As the Nancy Pelosi era ends, what’s next for the US House?

Hakeem Jeffries is seen as the likely replacement for Pelosi, where he would be the first Black party leader in Congress.

Nancy Pelosi
US House Speaker Nancy Pelosi announced on Thursday that she will not seek leadership position in the next Congress [Evelyn Hockstein/Reuters]

Washington, DC – While Americans may have been divided over Nancy Pelosi’s legacy, few would disagree that the outgoing speaker of the House of Representatives’s decision to step down spells a new era in US politics.

For nearly 30 years, Pelosi was the top Democratic House lawmaker, guiding historic legislation to the finish line as speaker, and frustrating – and sometimes cooperating with Republicans as minority leader.

Here, Al Jazeera looks at what’s next for the House and US politics in the post-Pelosi era.

Who will replace Pelosi as speaker?

Democrats narrowly lost control of the House in the midterm elections earlier this month. So, the next speaker will be from the incoming Republican majority.

In an internal vote, the Republican caucus has nominated Minority Leader Kevin McCarthy to serve as speaker, so he will likely take the gavel from Pelosi when the new Congress convenes on January 3.

But that outcome is not guaranteed.

With vote counting still under way, the exact makeup of the new Congress is not yet known. Several House contests remain too close to call.

The House speaker is elected by a majority of all members. At least two right-wing Republicans have said they would not back McCarthy for speaker. With a slim Republican majority, McCarthy may not be able to secure the 218 votes he needs to succeed Pelosi.

In that case, the House will hold further rounds of voting until a candidate wins a majority. Without a speaker, the chamber would be effectively nonfunctional.

The last time a speaker was not elected in the first roll call was in 1923.

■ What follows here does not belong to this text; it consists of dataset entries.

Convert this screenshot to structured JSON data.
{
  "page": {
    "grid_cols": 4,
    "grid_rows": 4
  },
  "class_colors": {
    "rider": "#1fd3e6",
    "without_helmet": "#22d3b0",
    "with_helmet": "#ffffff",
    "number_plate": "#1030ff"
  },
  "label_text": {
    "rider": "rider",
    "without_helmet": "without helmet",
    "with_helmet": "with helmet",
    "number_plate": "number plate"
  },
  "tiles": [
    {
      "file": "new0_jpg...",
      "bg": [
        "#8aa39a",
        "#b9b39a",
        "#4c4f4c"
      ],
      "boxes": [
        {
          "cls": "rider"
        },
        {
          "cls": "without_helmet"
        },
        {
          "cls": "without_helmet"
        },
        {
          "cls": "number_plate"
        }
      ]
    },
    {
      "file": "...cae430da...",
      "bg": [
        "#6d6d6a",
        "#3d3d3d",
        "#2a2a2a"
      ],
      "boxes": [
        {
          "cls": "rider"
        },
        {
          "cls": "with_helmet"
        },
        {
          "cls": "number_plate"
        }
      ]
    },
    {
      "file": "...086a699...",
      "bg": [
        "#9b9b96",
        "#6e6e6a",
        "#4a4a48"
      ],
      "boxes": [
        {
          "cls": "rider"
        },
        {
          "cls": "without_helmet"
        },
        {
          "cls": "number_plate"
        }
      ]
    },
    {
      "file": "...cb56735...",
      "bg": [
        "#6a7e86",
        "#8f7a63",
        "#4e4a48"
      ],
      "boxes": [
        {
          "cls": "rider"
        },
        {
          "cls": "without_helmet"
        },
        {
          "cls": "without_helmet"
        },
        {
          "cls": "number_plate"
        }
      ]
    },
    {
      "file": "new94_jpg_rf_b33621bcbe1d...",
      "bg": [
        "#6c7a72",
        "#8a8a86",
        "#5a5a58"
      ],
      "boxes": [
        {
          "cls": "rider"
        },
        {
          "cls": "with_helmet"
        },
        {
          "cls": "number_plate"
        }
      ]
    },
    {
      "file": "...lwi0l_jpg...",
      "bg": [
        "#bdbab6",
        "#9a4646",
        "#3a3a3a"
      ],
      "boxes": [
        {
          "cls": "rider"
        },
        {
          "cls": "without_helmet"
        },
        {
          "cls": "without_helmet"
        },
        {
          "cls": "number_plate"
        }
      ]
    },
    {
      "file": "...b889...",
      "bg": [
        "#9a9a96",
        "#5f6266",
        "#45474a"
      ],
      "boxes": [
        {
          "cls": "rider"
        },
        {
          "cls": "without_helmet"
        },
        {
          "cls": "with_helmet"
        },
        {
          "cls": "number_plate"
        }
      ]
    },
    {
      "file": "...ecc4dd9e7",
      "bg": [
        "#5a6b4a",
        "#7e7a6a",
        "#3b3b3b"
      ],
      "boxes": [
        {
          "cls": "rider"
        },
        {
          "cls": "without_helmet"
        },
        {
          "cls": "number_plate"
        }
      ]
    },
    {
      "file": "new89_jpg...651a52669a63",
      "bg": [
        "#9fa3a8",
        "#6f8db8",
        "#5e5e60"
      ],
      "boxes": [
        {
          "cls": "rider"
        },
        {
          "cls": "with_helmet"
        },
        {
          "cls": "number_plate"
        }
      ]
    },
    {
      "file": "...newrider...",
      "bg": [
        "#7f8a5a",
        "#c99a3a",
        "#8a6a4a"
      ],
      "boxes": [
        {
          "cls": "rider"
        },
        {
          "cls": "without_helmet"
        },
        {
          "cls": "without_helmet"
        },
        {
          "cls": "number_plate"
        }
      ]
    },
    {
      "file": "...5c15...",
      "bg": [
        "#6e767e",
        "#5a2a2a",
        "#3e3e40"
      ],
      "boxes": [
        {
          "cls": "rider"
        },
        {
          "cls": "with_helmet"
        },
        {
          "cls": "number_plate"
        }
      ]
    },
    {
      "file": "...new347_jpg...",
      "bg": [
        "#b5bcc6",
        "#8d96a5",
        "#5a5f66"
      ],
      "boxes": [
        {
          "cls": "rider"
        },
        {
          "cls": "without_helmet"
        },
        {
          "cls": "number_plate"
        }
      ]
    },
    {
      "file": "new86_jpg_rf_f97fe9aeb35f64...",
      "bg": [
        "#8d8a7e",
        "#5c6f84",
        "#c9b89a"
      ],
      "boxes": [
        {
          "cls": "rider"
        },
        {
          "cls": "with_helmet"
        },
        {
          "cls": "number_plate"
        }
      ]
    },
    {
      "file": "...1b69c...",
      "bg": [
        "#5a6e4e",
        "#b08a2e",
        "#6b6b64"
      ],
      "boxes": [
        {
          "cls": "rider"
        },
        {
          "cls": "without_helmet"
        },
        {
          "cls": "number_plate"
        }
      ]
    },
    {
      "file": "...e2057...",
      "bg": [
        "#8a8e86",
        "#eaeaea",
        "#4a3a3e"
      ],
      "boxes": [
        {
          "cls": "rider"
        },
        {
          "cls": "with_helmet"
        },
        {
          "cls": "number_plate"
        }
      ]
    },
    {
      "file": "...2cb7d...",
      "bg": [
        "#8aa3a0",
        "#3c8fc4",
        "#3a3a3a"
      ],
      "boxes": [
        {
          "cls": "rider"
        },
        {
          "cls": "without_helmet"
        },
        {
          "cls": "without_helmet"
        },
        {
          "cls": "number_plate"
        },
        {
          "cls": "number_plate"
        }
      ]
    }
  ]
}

Who will become the Democratic leader?

With Pelosi leaving the House leadership, Democrats will need to find a new lawmaker to serve as minority leader and subsequently as speaker if they regain control of the chamber in the future.

That new leader will most likely be New York’s Hakeem Jeffries, who has the backing of Pelosi and other top Democrats.

Jeffries, 52, announced his bid for the leadership in a letter to colleagues on Friday. The congressman, who currently serves as the Democratic caucus chairman, has been widely believed to be a frontrunner to succeed Pelosi for years. Now he appears set to run uncontested for the leadership role.

If he wins, he would become the first Black party leader in Congress.

Hakeem Jeffries
US House Democratic Caucus Chair Hakeem Jeffries will likely become the first African American party leader in Congress [File: Evelyn Hockstein/Reuters]

What is Jeffries’s agenda?

In the letter announcing his bid, Jeffries promised to build on the work that House Democrats have done over the years in cooperation with the Biden administration.

He also promised to push to “empower” individual members of the racially and ideologically diverse Democratic caucus and work to take back the majority in 2024.

The congressman said Democrats would improve their communication strategy to highlight that they are “actually the party that defends freedom, promotes economic opportunity and values families by uplifting them”.

After the assault on Pelosi’s husband at the couple’s home in San Francisco, which authorities say was politically motivated, Jeffries said he would bolster lawmakers’ security.

And while praising what House Democrats have achieved in recent years, he said: “More must be done to combat inflation, defend our democracy, secure reproductive freedom, welcome new Americans, promote equal protection under the law and improve public safety throughout this country.”

Who else is leaving the Democratic leadership?

Pelosi is not the only top Democrat who will be stepping down from the House leadership. House majority leader Steny Hoyer – also in his 80s – will not retain his leadership position, either.

Majority whip Jim Clyburn, 82, is also expected to step down and seek another leadership role.

Massachusetts’s Katherine Clark has launched a bid to become the Democratic whip, and California’s Pete Aguilar is a frontrunner to take over as caucus chair.

Pelosi endorsed Jeffries, Clark and Aguilar in a statement on Thursday, saying that they reflect the “beautiful diversity” of the country.

What will Pelosi do next?

The outgoing speaker will continue to serve as a congresswoman, representing her San Francisco district at least for the next two years after she was reelected earlier this month.

“There is no greater official honour for me than to stand on this floor and to speak for the people of San Francisco,” she said on Thursday.

“This I will continue to do as a member of the House – speaking for the people of San Francisco, serving the great state of California and defending our Constitution.”